Wild in landwirtschaftlichen Gehegen genauso TBC-gefährdet wie Rind und Rotwild.

Strass, 14. September 2015 (aiz.info). - Aktuelle Entwicklungen standen im Mittelpunkt der jüngsten Tagung des Österreichischen Bundesverbands der Wildhalter, die in Strass im Zillertal stattfand. Mit mehr als 1.600 Betrieben spielt die landwirtschaftliche Wildtierhaltung in Österreich eine wichtige Rolle in der Grünlanderhaltung. Für viele bäuerliche Betriebe ist sie laut Tirols Landwirtschaftskammer-Präsident Josef Hechenberger "auch eine Chance der Einkommenslukrierung sowie eine Bereicherung des Angebotes für die Konsumenten".

Veterinärdirektor Josef Kössler informierte die Anwesenden über das TBC-Screening sowie die Bekämpfungsmaßnahmen und verwies darauf, dass Wild in landwirtschaftlichen Gehegen genauso gefährdet ist wie Rind und Rotwild, daher sei es notwendig, zusammenzuarbeiten.
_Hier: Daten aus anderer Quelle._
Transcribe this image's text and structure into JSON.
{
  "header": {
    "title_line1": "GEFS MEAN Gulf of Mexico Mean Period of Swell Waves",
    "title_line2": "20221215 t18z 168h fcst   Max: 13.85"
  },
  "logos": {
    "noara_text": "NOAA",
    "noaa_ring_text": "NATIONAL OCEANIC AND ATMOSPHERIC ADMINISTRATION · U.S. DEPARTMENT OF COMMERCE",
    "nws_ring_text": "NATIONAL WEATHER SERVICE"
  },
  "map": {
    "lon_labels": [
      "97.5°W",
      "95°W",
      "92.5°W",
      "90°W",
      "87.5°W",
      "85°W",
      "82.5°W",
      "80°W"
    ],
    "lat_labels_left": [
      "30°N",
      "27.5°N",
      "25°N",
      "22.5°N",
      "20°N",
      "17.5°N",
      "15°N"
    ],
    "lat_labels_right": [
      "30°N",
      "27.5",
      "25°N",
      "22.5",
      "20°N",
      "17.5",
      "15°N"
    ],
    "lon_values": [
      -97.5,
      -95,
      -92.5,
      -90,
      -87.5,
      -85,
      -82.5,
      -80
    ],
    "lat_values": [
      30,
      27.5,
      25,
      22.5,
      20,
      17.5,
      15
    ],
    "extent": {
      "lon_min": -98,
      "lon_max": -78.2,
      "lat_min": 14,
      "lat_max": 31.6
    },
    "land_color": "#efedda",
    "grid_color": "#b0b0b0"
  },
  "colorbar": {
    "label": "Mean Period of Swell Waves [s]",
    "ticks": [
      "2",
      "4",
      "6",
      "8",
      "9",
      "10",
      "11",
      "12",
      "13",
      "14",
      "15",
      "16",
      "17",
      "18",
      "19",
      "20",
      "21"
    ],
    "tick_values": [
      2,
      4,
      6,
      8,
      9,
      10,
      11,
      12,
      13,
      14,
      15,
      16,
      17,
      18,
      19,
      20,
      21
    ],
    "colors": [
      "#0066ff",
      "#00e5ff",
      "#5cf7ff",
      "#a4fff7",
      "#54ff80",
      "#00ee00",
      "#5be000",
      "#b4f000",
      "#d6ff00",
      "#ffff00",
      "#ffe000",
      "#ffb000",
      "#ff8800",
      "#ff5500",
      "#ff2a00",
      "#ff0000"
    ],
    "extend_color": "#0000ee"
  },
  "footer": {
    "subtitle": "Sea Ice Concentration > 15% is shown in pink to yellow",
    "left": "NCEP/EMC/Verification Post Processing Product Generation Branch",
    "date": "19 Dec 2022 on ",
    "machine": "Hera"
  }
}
Wendelin Juen von der Agrarmarketing Tirol betonte den Stellenwert der Regionalität bei der Vermarktung. Sie müsse neben der Qualität in den Vordergrund gestellt werden.

Ein wesentliches Problem für die Wildtierhalter stellen Beutegreifer dar. In Norddeutschland wurden jüngst 30 Rudel mit durchschnittlich zehn Tieren nachgewiesen, informierte Wolf Fischer von der Landesanstalt in Sachsen-Anhalt. Die Vermehrung gehe sehr schnell, weil der Wolf keinen natürlichen Feind habe und streng geschützt sei. "Wir hatten heuer viele Wolfsangriffe in Gehegen, wo die Wölfe über die Zäune sprangen", erklärte Fischer. Er erläuterte den Teilnehmern, wie Gehege geschützt werden können und dass in Sachsen-Anhalt ein Wolfs-Notfallset nach Angriffen in Gehegen eingesetzt wird.